Gesù Cristo, che era ricco di tutta la ricchezza di Dio, si è fatto povero per noi, ci dice san Paolo nella Seconda Lettera ai Corinzi (cfr 8, 9); è questa una parola inesauribile, sulla quale sempre dovremmo tornare riflettere. E nella Lettera ai Filippesi si legge: Ha spogliato se stesso e si è umiliato facendosi obbediente fino alla morte di croce (cfr 2, 6ss). Egli, che si è fatto povero, ha chiamato “beati” i poveri. San Luca, nella sua versione delle Beatitudini, ci fa capire che questa affermazione – il proclamare beati i poveri – riguarda senz’altro la gente povera, veramente povera, nell’Israele del suo tempo, dove c’era un contrasto opprimente tra ricchi e poveri. San Matteo nella sua versione delle Beatitudini ci spiega, tuttavia, che la semplice povertà materiale come tale da sola non garantisce ancora la vicinanza a Dio, perché il cuore può essere duro e pieno di brama di ricchezza. Matteo – come tutta la Sacra Scrittura – ci lascia però capire che, in ogni caso, Dio ai poveri è vicino in modo particolare. Così diventa chiaro: il cristiano vede in loro il Cristo che lo attende, aspettando il suo impegno. Chi vuol seguire Cristo in modo radicale, deve rinunciare ai beni materiali. Deve, però, vivere questa povertà a partire da Cristo, come un diventare interiormente libero per il prossimo. Per tutti i cristiani, ma specialmente per noi sacerdoti, per i religiosi e le religiose, per i singoli come pure per le comunità, la questione della povertà e dei poveri deve essere sempre di nuovo oggetto di un severo esame di coscienza. Proprio nella nostra situazione, in cui non stiamo male, non
siamo poveri, penso che dobbiamo riflettere particolarmente su come possiamo vivere questa chiamata in modo sincero. Vorrei raccomandarlo al vostro – al nostro – esame di coscienza.
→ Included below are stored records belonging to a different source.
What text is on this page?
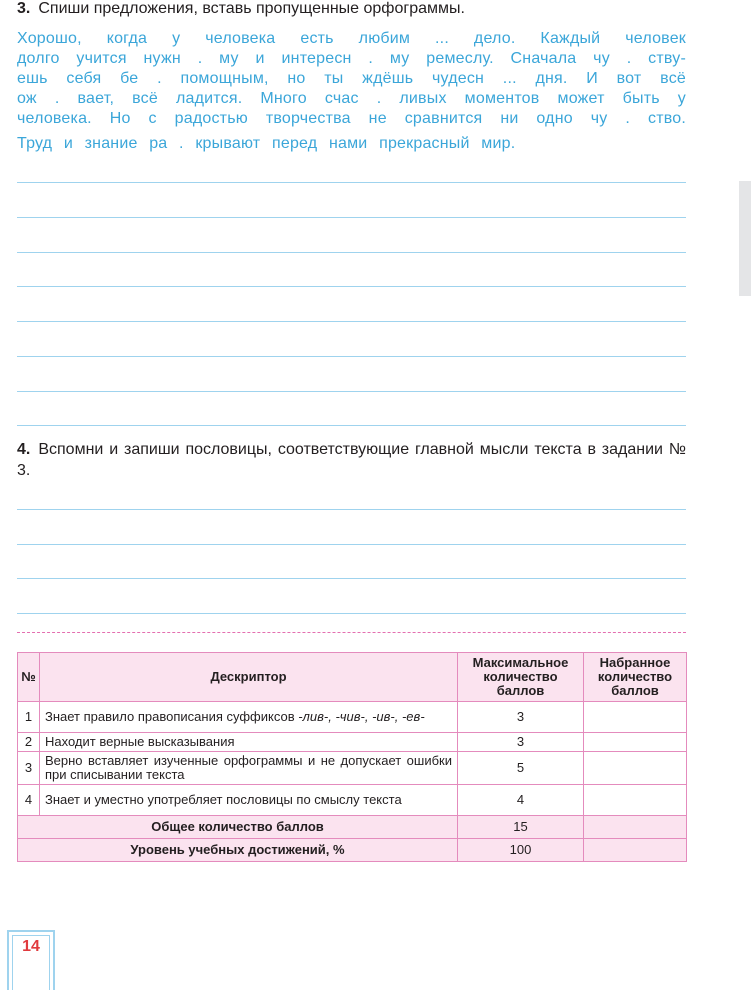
3. Спиши предложения, вставь пропущенные орфограммы.
Хорошо, когда у человека есть любим ... дело. Каждый человек
долго учится нужн . му и интересн . му ремеслу. Сначала чу . ству-
ешь себя бе . помощным, но ты ждёшь чудесн ... дня. И вот всё
ож . вает, всё ладится. Много счас . ливых моментов может быть у
человека. Но с радостью творчества не сравнится ни одно чу . ство.
Труд и знание ра . крывают перед нами прекрасный мир.
4. Вспомни и запиши пословицы, соответствующие главной мысли текста в задании № 3.
№	Дескриптор	Максимальное количество баллов	Набранное количество баллов
1	Знает правило правописания суффиксов -лив-, -чив-, -ив-, -ев-	3	
2	Находит верные высказывания	3	
3	Верно вставляет изученные орфограммы и не допускает ошибки при списывании текста	5	
4	Знает и уместно употребляет пословицы по смыслу текста	4	
Общее количество баллов		15	
Уровень учебных достижений, %		100	
14
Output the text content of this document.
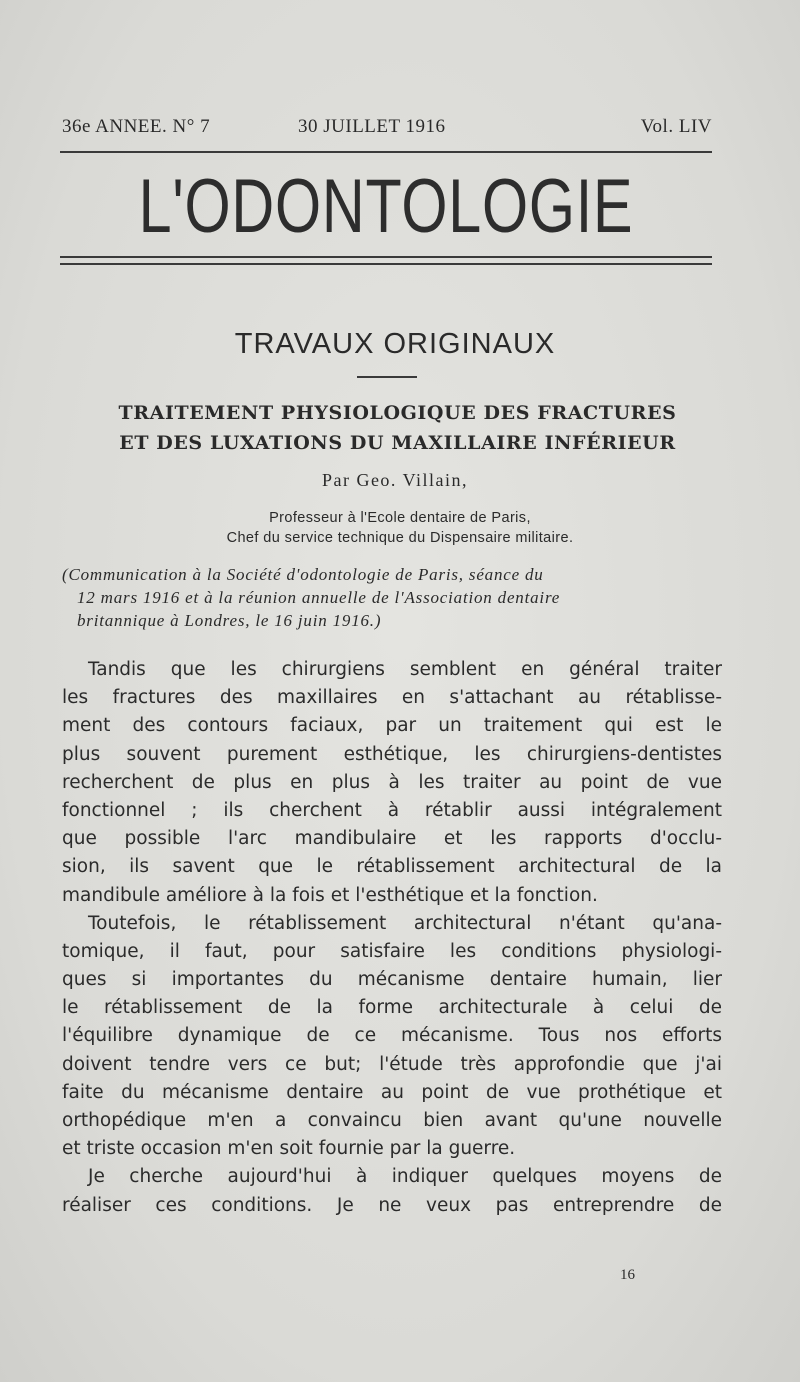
36e ANNEE. N° 7	30 JUILLET 1916	Vol. LIV
L'ODONTOLOGIE
TRAVAUX ORIGINAUX
TRAITEMENT PHYSIOLOGIQUE DES FRACTURES
ET DES LUXATIONS DU MAXILLAIRE INFÉRIEUR
Par Geo. Villain,
Professeur à l'Ecole dentaire de Paris,
Chef du service technique du Dispensaire militaire.
(Communication à la Société d'odontologie de Paris, séance du
12 mars 1916 et à la réunion annuelle de l'Association dentaire
britannique à Londres, le 16 juin 1916.)
Tandis que les chirurgiens semblent en général traiter
les fractures des maxillaires en s'attachant au rétablisse-
ment des contours faciaux, par un traitement qui est le
plus souvent purement esthétique, les chirurgiens-dentistes
recherchent de plus en plus à les traiter au point de vue
fonctionnel ; ils cherchent à rétablir aussi intégralement
que possible l'arc mandibulaire et les rapports d'occlu-
sion, ils savent que le rétablissement architectural de la
mandibule améliore à la fois et l'esthétique et la fonction.
Toutefois, le rétablissement architectural n'étant qu'ana-
tomique, il faut, pour satisfaire les conditions physiologi-
ques si importantes du mécanisme dentaire humain, lier
le rétablissement de la forme architecturale à celui de
l'équilibre dynamique de ce mécanisme. Tous nos efforts
doivent tendre vers ce but; l'étude très approfondie que j'ai
faite du mécanisme dentaire au point de vue prothétique et
orthopédique m'en a convaincu bien avant qu'une nouvelle
et triste occasion m'en soit fournie par la guerre.
Je cherche aujourd'hui à indiquer quelques moyens de
réaliser ces conditions. Je ne veux pas entreprendre de
16
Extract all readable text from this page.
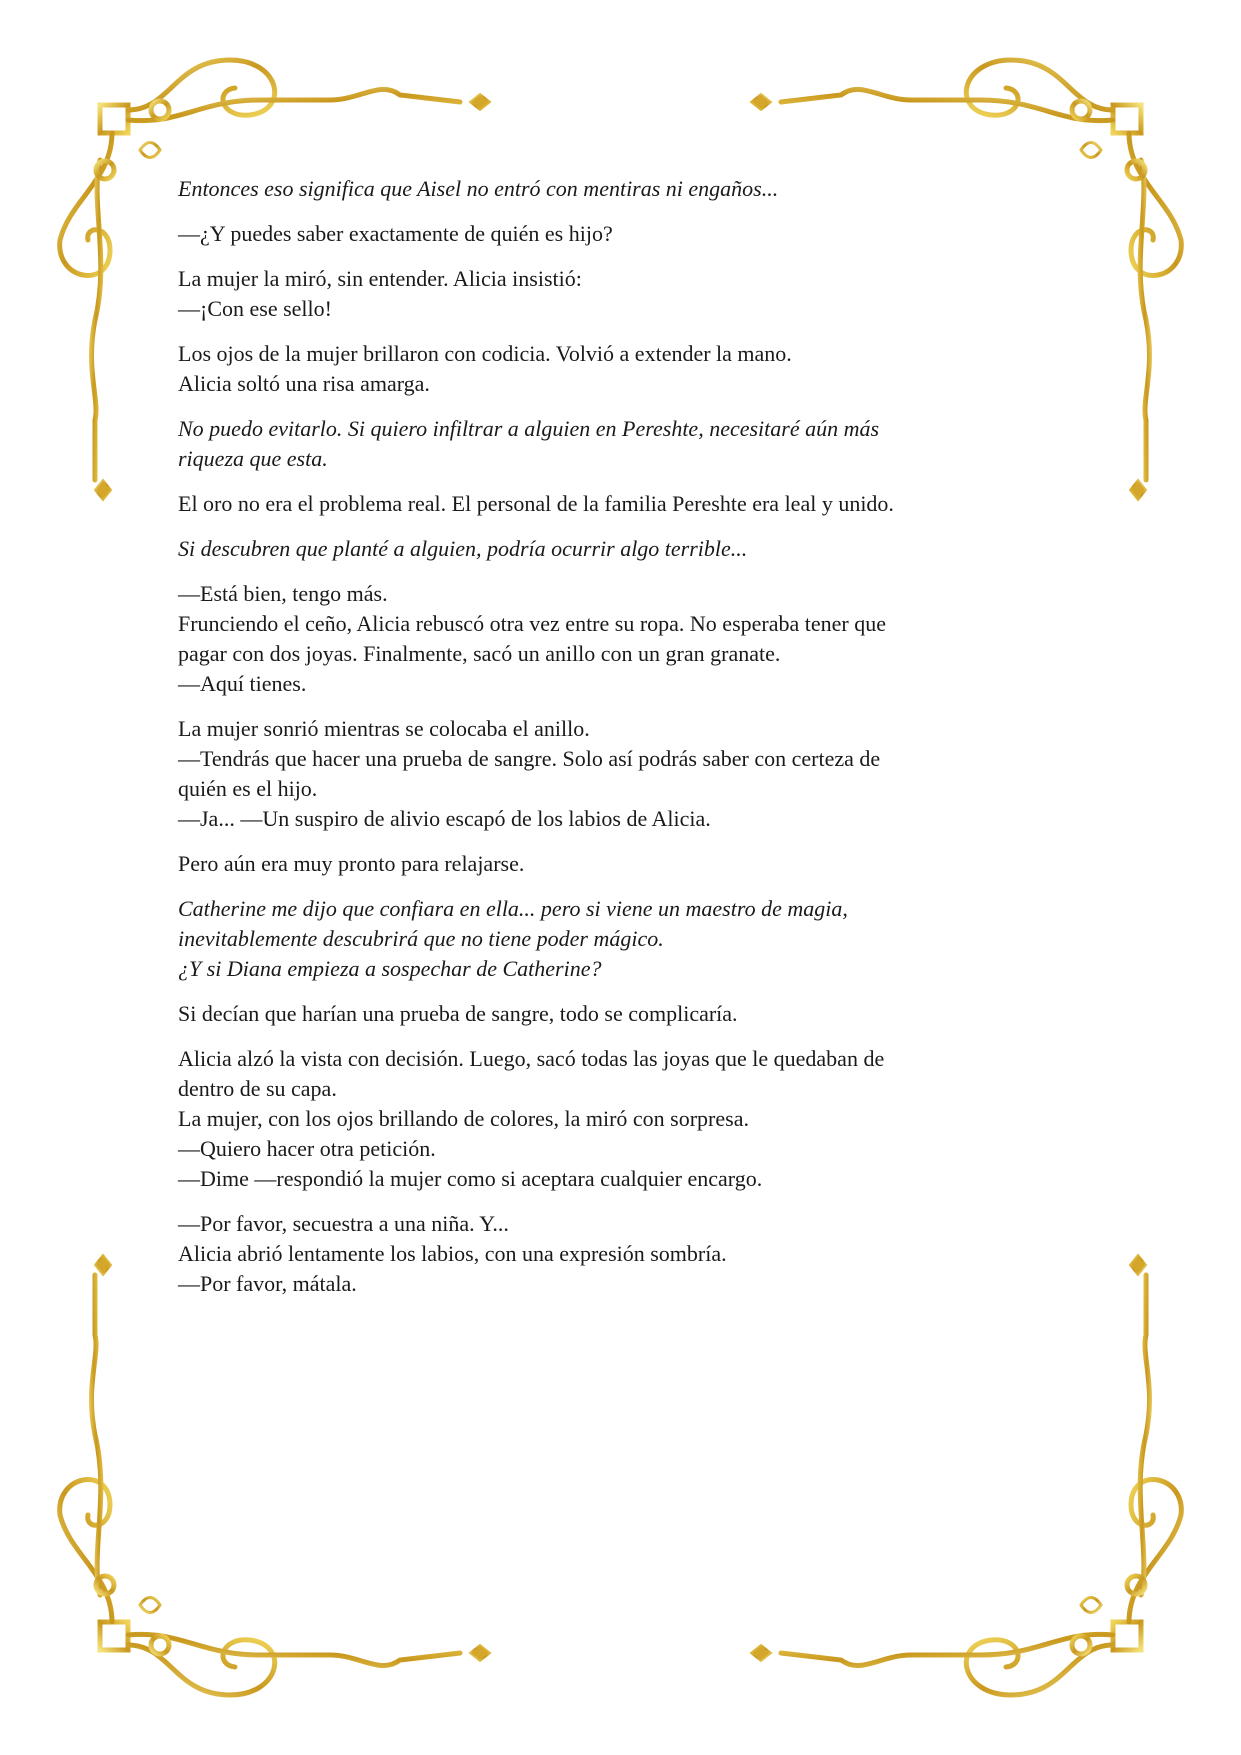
Entonces eso significa que Aisel no entró con mentiras ni engaños...
—¿Y puedes saber exactamente de quién es hijo?
La mujer la miró, sin entender. Alicia insistió:
—¡Con ese sello!
Los ojos de la mujer brillaron con codicia. Volvió a extender la mano.
Alicia soltó una risa amarga.
No puedo evitarlo. Si quiero infiltrar a alguien en Pereshte, necesitaré aún más
riqueza que esta.
El oro no era el problema real. El personal de la familia Pereshte era leal y unido.
Si descubren que planté a alguien, podría ocurrir algo terrible...
—Está bien, tengo más.
Frunciendo el ceño, Alicia rebuscó otra vez entre su ropa. No esperaba tener que
pagar con dos joyas. Finalmente, sacó un anillo con un gran granate.
—Aquí tienes.
La mujer sonrió mientras se colocaba el anillo.
—Tendrás que hacer una prueba de sangre. Solo así podrás saber con certeza de
quién es el hijo.
—Ja... —Un suspiro de alivio escapó de los labios de Alicia.
Pero aún era muy pronto para relajarse.
Catherine me dijo que confiara en ella... pero si viene un maestro de magia,
inevitablemente descubrirá que no tiene poder mágico.
¿Y si Diana empieza a sospechar de Catherine?
Si decían que harían una prueba de sangre, todo se complicaría.
Alicia alzó la vista con decisión. Luego, sacó todas las joyas que le quedaban de
dentro de su capa.
La mujer, con los ojos brillando de colores, la miró con sorpresa.
—Quiero hacer otra petición.
—Dime —respondió la mujer como si aceptara cualquier encargo.
—Por favor, secuestra a una niña. Y...
Alicia abrió lentamente los labios, con una expresión sombría.
—Por favor, mátala.
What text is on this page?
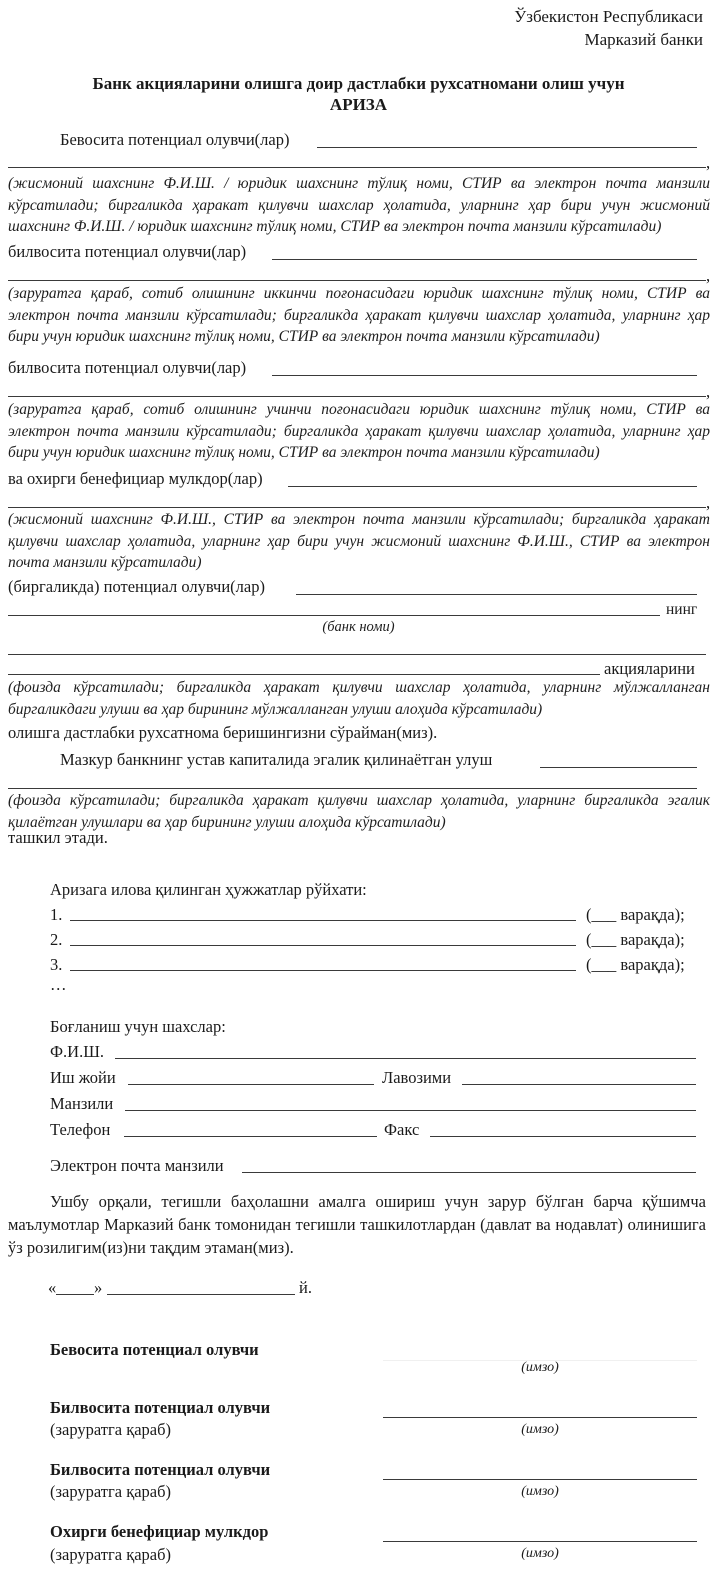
Ўзбекистон Республикаси
Марказий банки
Банк акцияларини олишга доир дастлабки рухсатномани олиш учун
АРИЗА
Бевосита потенциал олувчи(лар)
,
(жисмоний шахснинг Ф.И.Ш. / юридик шахснинг тўлиқ номи, СТИР ва электрон почта манзили кўрсатилади; биргаликда ҳаракат қилувчи шахслар ҳолатида, уларнинг ҳар бири учун жисмоний шахснинг Ф.И.Ш. / юридик шахснинг тўлиқ номи, СТИР ва электрон почта манзили кўрсатилади)
билвосита потенциал олувчи(лар)
,
(заруратга қараб, сотиб олишнинг иккинчи поғонасидаги юридик шахснинг тўлиқ номи, СТИР ва электрон почта манзили кўрсатилади; биргаликда ҳаракат қилувчи шахслар ҳолатида, уларнинг ҳар бири учун юридик шахснинг тўлиқ номи, СТИР ва электрон почта манзили кўрсатилади)
билвосита потенциал олувчи(лар)
,
(заруратга қараб, сотиб олишнинг учинчи поғонасидаги юридик шахснинг тўлиқ номи, СТИР ва электрон почта манзили кўрсатилади; биргаликда ҳаракат қилувчи шахслар ҳолатида, уларнинг ҳар бири учун юридик шахснинг тўлиқ номи, СТИР ва электрон почта манзили кўрсатилади)
ва охирги бенефициар мулкдор(лар)
,
(жисмоний шахснинг Ф.И.Ш., СТИР ва электрон почта манзили кўрсатилади; биргаликда ҳаракат қилувчи шахслар ҳолатида, уларнинг ҳар бири учун жисмоний шахснинг Ф.И.Ш., СТИР ва электрон почта манзили кўрсатилади)
(биргаликда) потенциал олувчи(лар)
нинг
(банк номи)
акцияларини
(фоизда кўрсатилади; биргаликда ҳаракат қилувчи шахслар ҳолатида, уларнинг мўлжалланган биргаликдаги улуши ва ҳар бирининг мўлжалланган улуши алоҳида кўрсатилади)
олишга дастлабки рухсатнома беришингизни сўрайман(миз).
Мазкур банкнинг устав капиталида эгалик қилинаётган улуш
(фоизда кўрсатилади; биргаликда ҳаракат қилувчи шахслар ҳолатида, уларнинг биргаликда эгалик қилаётган улушлари ва ҳар бирининг улуши алоҳида кўрсатилади)
ташкил этади.
Аризага илова қилинган ҳужжатлар рўйхати:
1.	(___ варақда);
2.	(___ варақда);
3.	(___ варақда);
…
Боғланиш учун шахслар:
Ф.И.Ш.
Иш жойи	Лавозими
Манзили
Телефон	Факс
Электрон почта манзили
Ушбу орқали, тегишли баҳолашни амалга ошириш учун зарур бўлган барча қўшимча маълумотлар Марказий банк томонидан тегишли ташкилотлардан (давлат ва нодавлат) олинишига ўз розилигим(из)ни тақдим этаман(миз).
« »	й.
Бевосита потенциал олувчи
(имзо)
Билвосита потенциал олувчи
(заруратга қараб)	(имзо)
Билвосита потенциал олувчи
(заруратга қараб)	(имзо)
Охирги бенефициар мулкдор
(заруратга қараб)	(имзо)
Per comprendere bene che cosa significhi castità, dobbiamo partire dal suo contenuto positivo. Lo troviamo ancora una volta solo guardando a Gesù Cristo. Gesù ha vissuto in un duplice orientamento: verso il Padre e verso gli uomini. Nella Sacra Scrittura veniamo a conoscerLo come persona che prega, che passa intere notti in dialogo col Padre. Pregando Egli inseriva la sua umanità e quella di tutti noi nel rapporto filiale col Padre. Questo dialogo diventava poi sempre nuovamente missione verso il mondo, verso di noi. La sua missione lo conduceva ad una dedizione pura ed indivisa agli uomini. Nelle testimonianze delle Sacre Scritture non vi è alcun momento della sua esistenza in cui si possa scorgere, nel suo comportamento verso gli uomini, una qualche traccia di interesse personale o di egoismo. Gesù ha amato gli uomini nel Padre, a partire dal Padre – e così li ha amati nel loro vero essere, nella loro realtà. L’entrare in questi sentimenti di Gesù Cristo – in questo essere totalmente in comunione col Dio vivente e in questa comunione tutta pura con gli uomini, a loro disposizione senza riserve – questo entrare nei sentimenti di Gesù Cristo ha ispirato a Paolo una teologia ed una prassi di vita che risponde alla parola di Gesù sul celibato per il Regno dei cieli (cfr Mt 19, 12). Sacerdoti, religiosi e religiose non vivono senza connessioni interpersonali.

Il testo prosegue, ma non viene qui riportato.